Müttefikler 1945 yılında Heinrich Himmler’in özel kütüphanesini ele geçirdiklerinde gizli bir kitap koleksiyonu ile karşılaştılar. Bunların arasında Ernst Höbiger’in The World Ice History adlı bir kitabın kopyası da bulunuyordu. Kitapta yazar uzaydan gelen bir süper ırkın eski Atlastis adasına yerleştiği iddiası yer alıyordu. Höbiger’e göre bu süper ırk burada çok ileri bir uygarlık kurdu.
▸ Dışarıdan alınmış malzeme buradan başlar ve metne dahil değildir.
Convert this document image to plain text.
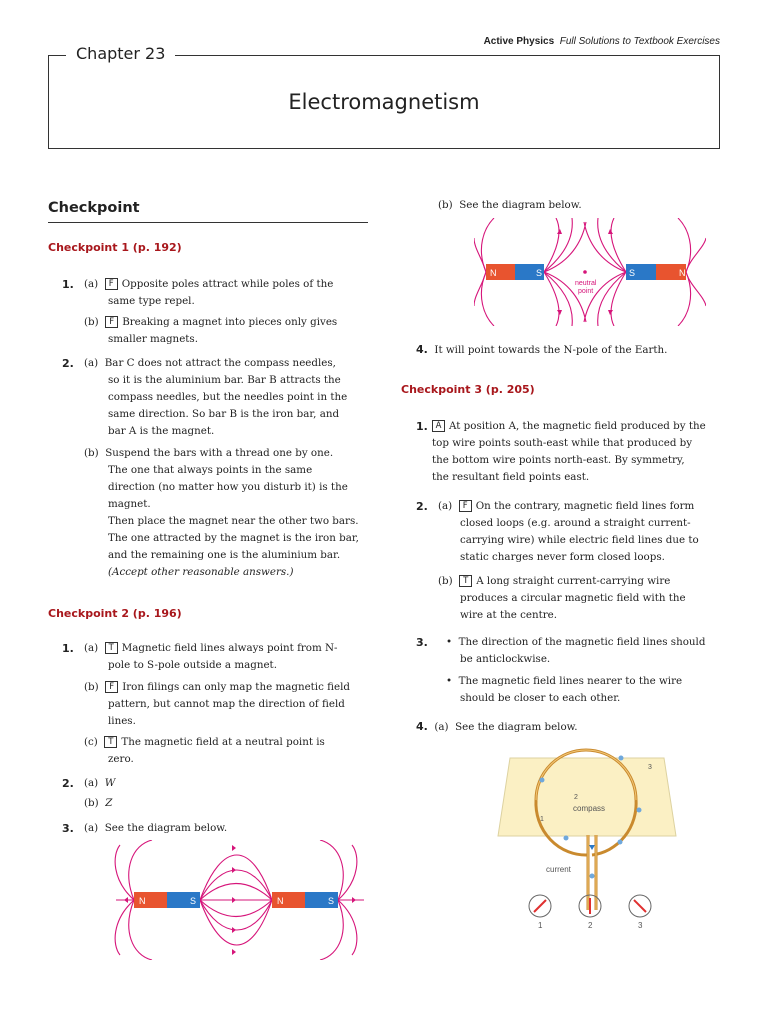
Active Physics Full Solutions to Textbook Exercises
Chapter 23
Electromagnetism
Checkpoint
Checkpoint 1 (p. 192)
1. (a) F Opposite poles attract while poles of the
same type repel.
(b) F Breaking a magnet into pieces only gives
smaller magnets.
2. (a) Bar C does not attract the compass needles,
so it is the aluminium bar. Bar B attracts the
compass needles, but the needles point in the
same direction. So bar B is the iron bar, and
bar A is the magnet.
(b) Suspend the bars with a thread one by one.
The one that always points in the same
direction (no matter how you disturb it) is the
magnet.
Then place the magnet near the other two bars.
The one attracted by the magnet is the iron bar,
and the remaining one is the aluminium bar.
(Accept other reasonable answers.)
Checkpoint 2 (p. 196)
1. (a) T Magnetic field lines always point from N-
pole to S-pole outside a magnet.
(b) F Iron filings can only map the magnetic field
pattern, but cannot map the direction of field
lines.
(c) T The magnetic field at a neutral point is
zero.
2. (a) W
(b) Z
3. (a) See the diagram below.
N	S	N	S
(b) See the diagram below.
N	S	S	N
neutral
point
4. It will point towards the N-pole of the Earth.
Checkpoint 3 (p. 205)
1. A At position A, the magnetic field produced by the
top wire points south-east while that produced by
the bottom wire points north-east. By symmetry,
the resultant field points east.
2. (a) F On the contrary, magnetic field lines form
closed loops (e.g. around a straight current-
carrying wire) while electric field lines due to
static charges never form closed loops.
(b) T A long straight current-carrying wire
produces a circular magnetic field with the
wire at the centre.
3. • The direction of the magnetic field lines should
be anticlockwise.
• The magnetic field lines nearer to the wire
should be closer to each other.
4. (a) See the diagram below.
compass
2
1
3
current
1	2	3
Bu uygarlık buzul tabakalarının ilerlemesiyle yer değiştirdi ve dünyanın çeşitleri yerlerine dağıldı. Yunanlılara ve Mısırlılara uygarlığı öğretende onlardı. Himmler tüm bunlara inanmakla kalmadı Atlantislilerin torunlarının en mükemmel bireylerinin Almanya’da yaşadıklarına kesin gözüyle bakmaya başladı. Diğerleri ise dünyanın çeşitli yerlerine yayılmışlardı. Onun görüşüne göre bunlar süper insanlar olan Ariler’di. Nazi devleti içinde en korkulan organizasyon olan SS’leri yaratırken Himmler'in hayal dünyasını besleyen bu düşüncelerdi.

 
Himmler’in kütüphanesindeki diğer kitapların arasında Hörbiger’in kitabını bir kenara bırakmak kolay olabilir ama bu teorilerin doğru olduğunu kanıtlamak için yaptıklarına bakınca hayli şaşırtıcı olduğu görülüyor. Öyle ki muhtemelen dağılmış ana ırkın ve Atlantis’in ırksal ve arkeolojik kalıntılarını bulmak için İzlanda, Grönland, Orta Amerika ve Tibet’e kadar keşif heyetleri gönderdi.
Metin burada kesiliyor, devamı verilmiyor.